Effect of selection of censoring times on survival analysis estimation of disease incidence and association with risk factors

Abstract

In longitudinal cohort studies, potential risk factors are measured at baseline, subjects are followed over time, and disease endpoints are ascertained via extensive surveillance. Individual follow-up time is from baseline to the event, if one is observed during the study period. Follow-up time is censored for subjects who are not observed to have the event during the study period, at the end of the study period for subjects who remain event-free, but during the study period for subjects who leave the study early by choice or by mortality, or whose last evaluation was before the end of the study. Survival analytic techniques are unique in that the unit of analysis is not the individual but the person-time contributed by the individual.
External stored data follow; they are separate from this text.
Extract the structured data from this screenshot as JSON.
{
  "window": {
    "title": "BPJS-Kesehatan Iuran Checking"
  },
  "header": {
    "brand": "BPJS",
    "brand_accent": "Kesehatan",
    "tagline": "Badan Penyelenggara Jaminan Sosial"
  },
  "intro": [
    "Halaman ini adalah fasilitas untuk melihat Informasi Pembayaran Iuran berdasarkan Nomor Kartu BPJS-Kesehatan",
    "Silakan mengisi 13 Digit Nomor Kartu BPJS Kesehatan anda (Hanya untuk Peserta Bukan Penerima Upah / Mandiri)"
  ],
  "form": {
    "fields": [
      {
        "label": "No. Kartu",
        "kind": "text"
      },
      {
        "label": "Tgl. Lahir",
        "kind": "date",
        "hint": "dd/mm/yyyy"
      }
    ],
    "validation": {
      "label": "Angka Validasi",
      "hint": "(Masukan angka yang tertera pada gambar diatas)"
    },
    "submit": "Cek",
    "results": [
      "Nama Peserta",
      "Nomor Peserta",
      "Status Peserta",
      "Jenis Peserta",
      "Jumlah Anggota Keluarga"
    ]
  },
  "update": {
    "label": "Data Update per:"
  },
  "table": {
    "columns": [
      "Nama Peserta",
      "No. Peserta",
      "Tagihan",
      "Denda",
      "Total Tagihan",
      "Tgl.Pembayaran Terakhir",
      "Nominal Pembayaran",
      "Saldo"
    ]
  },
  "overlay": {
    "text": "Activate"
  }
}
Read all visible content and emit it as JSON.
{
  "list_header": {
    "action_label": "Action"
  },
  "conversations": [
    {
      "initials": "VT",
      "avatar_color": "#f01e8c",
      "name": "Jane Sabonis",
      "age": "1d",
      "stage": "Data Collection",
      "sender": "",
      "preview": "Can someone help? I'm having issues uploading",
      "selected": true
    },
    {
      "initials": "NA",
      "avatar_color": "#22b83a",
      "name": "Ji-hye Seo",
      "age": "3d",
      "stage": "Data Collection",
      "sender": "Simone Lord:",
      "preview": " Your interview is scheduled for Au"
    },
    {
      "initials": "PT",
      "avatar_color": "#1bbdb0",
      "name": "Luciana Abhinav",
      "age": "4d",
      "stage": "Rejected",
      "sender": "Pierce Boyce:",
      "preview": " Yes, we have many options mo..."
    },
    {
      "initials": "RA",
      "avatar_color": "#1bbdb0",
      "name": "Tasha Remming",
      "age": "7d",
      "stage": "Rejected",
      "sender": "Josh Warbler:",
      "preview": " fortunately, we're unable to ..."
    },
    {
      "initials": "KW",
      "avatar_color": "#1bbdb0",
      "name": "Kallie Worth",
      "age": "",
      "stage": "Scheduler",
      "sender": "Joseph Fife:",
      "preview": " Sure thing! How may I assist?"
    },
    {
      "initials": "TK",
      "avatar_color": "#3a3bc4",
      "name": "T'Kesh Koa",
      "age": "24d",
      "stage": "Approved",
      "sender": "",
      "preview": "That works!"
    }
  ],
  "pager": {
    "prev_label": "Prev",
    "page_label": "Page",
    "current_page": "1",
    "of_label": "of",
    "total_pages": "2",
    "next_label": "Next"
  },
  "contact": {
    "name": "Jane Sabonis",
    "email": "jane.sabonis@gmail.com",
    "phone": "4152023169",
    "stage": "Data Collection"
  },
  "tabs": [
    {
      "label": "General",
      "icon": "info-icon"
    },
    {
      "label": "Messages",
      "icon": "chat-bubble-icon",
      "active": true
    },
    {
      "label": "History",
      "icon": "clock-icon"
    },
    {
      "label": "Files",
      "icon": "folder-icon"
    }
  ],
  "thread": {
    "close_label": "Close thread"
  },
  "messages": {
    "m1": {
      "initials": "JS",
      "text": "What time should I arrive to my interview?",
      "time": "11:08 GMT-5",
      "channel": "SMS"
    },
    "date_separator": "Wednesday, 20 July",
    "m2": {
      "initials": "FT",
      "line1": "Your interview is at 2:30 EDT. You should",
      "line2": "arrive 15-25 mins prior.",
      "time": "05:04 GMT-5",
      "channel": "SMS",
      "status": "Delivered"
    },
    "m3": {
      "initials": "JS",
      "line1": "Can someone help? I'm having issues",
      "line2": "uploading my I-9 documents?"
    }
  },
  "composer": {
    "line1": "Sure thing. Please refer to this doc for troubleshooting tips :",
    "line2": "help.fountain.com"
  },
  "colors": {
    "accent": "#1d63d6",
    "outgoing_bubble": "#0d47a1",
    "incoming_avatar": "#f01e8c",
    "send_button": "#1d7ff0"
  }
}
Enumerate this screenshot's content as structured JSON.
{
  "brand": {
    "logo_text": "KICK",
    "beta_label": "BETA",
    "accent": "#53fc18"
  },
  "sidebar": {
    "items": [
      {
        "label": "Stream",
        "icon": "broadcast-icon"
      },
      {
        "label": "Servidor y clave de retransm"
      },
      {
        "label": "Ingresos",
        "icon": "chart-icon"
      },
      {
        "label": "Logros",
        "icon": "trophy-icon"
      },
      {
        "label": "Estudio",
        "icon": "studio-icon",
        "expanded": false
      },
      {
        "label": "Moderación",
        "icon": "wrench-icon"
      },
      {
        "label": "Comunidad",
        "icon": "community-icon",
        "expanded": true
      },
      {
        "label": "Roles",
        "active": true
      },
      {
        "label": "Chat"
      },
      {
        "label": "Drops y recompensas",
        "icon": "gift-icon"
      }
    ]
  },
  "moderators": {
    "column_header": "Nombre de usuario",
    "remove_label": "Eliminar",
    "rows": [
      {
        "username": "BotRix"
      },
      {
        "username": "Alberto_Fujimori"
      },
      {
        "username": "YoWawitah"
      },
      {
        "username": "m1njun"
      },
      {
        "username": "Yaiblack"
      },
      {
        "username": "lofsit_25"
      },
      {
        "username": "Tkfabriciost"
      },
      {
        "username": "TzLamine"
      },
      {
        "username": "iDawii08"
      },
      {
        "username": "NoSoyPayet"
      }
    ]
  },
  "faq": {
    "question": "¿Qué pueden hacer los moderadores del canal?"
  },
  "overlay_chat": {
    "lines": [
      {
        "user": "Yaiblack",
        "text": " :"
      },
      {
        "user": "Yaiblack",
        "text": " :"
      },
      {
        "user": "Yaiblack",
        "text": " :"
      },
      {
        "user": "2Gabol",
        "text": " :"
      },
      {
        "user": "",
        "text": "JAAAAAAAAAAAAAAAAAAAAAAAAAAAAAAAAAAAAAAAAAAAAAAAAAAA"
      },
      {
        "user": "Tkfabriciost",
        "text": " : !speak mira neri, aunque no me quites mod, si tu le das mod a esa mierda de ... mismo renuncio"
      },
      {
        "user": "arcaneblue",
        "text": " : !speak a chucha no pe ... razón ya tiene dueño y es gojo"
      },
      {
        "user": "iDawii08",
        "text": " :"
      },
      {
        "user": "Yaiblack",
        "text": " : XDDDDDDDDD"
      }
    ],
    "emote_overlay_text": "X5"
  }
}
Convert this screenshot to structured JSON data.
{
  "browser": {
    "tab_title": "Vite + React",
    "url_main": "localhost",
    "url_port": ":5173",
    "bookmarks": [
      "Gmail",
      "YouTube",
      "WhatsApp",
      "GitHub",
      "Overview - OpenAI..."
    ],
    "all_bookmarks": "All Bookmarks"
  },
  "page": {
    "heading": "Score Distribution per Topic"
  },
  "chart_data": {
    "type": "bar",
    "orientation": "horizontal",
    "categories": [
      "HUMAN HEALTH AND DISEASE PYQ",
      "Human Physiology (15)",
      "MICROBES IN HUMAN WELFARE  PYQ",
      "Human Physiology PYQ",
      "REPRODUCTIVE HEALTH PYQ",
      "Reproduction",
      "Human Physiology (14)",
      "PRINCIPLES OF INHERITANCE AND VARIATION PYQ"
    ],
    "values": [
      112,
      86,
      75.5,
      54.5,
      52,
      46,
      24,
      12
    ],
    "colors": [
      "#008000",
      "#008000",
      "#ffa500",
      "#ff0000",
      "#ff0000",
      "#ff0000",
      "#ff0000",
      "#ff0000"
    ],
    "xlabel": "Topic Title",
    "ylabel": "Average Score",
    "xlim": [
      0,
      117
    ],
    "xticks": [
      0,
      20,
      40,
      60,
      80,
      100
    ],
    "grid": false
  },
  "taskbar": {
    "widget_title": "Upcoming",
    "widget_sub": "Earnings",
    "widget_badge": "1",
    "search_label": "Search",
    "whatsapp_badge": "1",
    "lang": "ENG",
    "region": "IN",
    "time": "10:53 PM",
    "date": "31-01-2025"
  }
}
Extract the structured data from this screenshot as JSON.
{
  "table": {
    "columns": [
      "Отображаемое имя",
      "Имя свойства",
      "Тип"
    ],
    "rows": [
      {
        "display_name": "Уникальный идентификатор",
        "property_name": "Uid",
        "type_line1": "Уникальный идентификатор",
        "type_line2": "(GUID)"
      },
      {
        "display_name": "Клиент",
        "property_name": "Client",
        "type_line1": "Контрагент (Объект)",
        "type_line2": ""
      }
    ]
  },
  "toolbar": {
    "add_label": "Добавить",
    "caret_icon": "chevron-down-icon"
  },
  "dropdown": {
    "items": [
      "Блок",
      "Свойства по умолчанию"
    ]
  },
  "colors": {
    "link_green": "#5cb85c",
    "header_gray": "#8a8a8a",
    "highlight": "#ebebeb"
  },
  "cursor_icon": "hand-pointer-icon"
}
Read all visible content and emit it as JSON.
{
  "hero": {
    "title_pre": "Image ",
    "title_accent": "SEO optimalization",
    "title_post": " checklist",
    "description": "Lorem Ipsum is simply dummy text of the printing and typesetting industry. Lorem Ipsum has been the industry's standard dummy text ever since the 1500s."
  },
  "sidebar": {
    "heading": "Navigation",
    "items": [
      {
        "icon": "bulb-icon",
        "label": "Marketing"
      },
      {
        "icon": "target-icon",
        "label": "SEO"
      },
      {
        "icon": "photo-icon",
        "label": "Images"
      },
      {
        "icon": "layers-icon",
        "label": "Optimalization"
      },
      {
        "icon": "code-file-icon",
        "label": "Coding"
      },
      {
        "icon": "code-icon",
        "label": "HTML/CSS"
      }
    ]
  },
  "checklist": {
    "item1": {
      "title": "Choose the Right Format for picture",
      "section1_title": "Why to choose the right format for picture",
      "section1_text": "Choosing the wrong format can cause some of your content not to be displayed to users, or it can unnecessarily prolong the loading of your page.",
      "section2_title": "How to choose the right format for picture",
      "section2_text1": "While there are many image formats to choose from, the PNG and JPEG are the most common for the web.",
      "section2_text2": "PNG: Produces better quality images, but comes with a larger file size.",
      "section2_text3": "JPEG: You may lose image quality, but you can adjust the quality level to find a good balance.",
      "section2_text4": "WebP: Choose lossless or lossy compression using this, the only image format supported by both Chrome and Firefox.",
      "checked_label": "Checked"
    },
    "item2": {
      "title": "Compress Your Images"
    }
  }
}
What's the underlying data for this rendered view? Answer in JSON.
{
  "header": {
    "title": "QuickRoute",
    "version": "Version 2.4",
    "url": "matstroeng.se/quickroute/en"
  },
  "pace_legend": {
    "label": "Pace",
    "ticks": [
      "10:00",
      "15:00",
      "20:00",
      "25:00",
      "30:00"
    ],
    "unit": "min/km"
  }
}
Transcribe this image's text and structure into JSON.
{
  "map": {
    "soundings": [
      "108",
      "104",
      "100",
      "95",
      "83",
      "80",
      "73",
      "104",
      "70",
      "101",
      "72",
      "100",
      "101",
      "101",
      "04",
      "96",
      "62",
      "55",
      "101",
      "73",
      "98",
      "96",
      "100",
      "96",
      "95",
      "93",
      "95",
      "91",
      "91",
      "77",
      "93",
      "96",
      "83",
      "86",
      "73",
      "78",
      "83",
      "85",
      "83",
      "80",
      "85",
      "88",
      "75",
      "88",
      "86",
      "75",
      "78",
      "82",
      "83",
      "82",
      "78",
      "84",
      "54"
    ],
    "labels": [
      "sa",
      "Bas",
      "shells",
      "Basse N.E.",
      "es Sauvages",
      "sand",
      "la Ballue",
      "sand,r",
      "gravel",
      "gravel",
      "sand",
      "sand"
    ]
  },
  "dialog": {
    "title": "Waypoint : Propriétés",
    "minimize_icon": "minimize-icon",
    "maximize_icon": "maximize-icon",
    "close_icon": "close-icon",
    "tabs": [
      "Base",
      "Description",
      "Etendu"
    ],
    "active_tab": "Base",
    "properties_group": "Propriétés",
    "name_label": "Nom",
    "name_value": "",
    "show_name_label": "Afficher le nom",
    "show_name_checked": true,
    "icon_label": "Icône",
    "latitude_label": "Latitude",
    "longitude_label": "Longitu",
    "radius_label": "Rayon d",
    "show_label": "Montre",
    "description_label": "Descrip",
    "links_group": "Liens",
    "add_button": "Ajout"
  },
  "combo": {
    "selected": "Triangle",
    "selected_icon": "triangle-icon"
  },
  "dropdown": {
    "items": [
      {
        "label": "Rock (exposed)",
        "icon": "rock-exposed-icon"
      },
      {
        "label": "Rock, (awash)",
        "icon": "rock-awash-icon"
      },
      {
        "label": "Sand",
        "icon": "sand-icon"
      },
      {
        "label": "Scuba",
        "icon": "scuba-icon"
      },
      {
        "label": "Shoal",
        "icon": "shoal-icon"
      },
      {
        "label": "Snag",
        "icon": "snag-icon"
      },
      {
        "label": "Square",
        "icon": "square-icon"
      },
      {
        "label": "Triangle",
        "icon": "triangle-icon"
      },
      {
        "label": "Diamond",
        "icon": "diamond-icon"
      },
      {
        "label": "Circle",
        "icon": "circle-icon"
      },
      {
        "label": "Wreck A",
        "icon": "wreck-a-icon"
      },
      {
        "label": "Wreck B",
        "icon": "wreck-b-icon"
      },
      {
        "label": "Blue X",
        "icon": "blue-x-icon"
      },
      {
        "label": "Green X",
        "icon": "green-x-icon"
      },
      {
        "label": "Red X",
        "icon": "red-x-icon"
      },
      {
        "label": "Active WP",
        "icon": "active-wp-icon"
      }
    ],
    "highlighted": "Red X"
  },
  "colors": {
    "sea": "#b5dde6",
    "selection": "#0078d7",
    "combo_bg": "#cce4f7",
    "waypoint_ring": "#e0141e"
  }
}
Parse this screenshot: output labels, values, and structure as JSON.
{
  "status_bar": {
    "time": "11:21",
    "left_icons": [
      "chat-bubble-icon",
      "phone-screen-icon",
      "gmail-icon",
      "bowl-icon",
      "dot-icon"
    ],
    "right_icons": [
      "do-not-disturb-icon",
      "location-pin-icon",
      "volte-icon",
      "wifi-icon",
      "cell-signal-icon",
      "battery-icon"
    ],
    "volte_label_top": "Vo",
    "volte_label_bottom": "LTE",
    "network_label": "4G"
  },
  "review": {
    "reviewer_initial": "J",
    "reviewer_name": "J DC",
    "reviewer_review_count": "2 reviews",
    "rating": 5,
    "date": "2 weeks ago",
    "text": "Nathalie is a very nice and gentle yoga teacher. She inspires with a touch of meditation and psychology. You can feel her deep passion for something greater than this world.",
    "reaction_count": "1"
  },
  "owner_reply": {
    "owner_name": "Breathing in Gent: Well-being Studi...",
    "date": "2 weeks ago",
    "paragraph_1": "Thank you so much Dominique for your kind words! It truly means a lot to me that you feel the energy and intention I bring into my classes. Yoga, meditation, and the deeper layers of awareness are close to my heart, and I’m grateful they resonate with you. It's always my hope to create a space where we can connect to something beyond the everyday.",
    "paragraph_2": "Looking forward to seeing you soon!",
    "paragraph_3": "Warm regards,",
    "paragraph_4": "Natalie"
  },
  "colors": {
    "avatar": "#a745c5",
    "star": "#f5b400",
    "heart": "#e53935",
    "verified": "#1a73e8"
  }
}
Surveillance in longitudinal studies is generally quite rigorous. Subjects are examined in waves and their event status is ascertained. Surveillance continues between waves, and events come to the attention of the investigator. If there is a long time between waves, analyses can be conducted on all available data, with non-events censored early at the last examination and events followed beyond the general examination to the incident event. Motivated by analyses using the Framingham Heart Study (FHS) with cardiovascular endpoints, we consider four censoring methods for non-events and evaluate their impact on estimates of incidence, and on tests of association between risk factors and incidence. We further investigate the impact of early censoring of non-events (as compared to events) under various scenarios with respect to incidence estimation, robustness, and power using a simulation study of Weibull survival models over a range of sample sizes and distribution parameters. Our FHS and simulation investigations show early censoring of non-events causes over estimation of incidence, particularly when the baseline incidence is low. Early censoring of non-events did not affect the robustness of the Wald test [Ho: Hazard Ratio (HR) =1]. However, in both the FHS and over the range of simulation scenarios, under early censoring of non-events, estimates of HR were closer to the null (1.0), and the power to detect associations with risk factors was markedly reduced.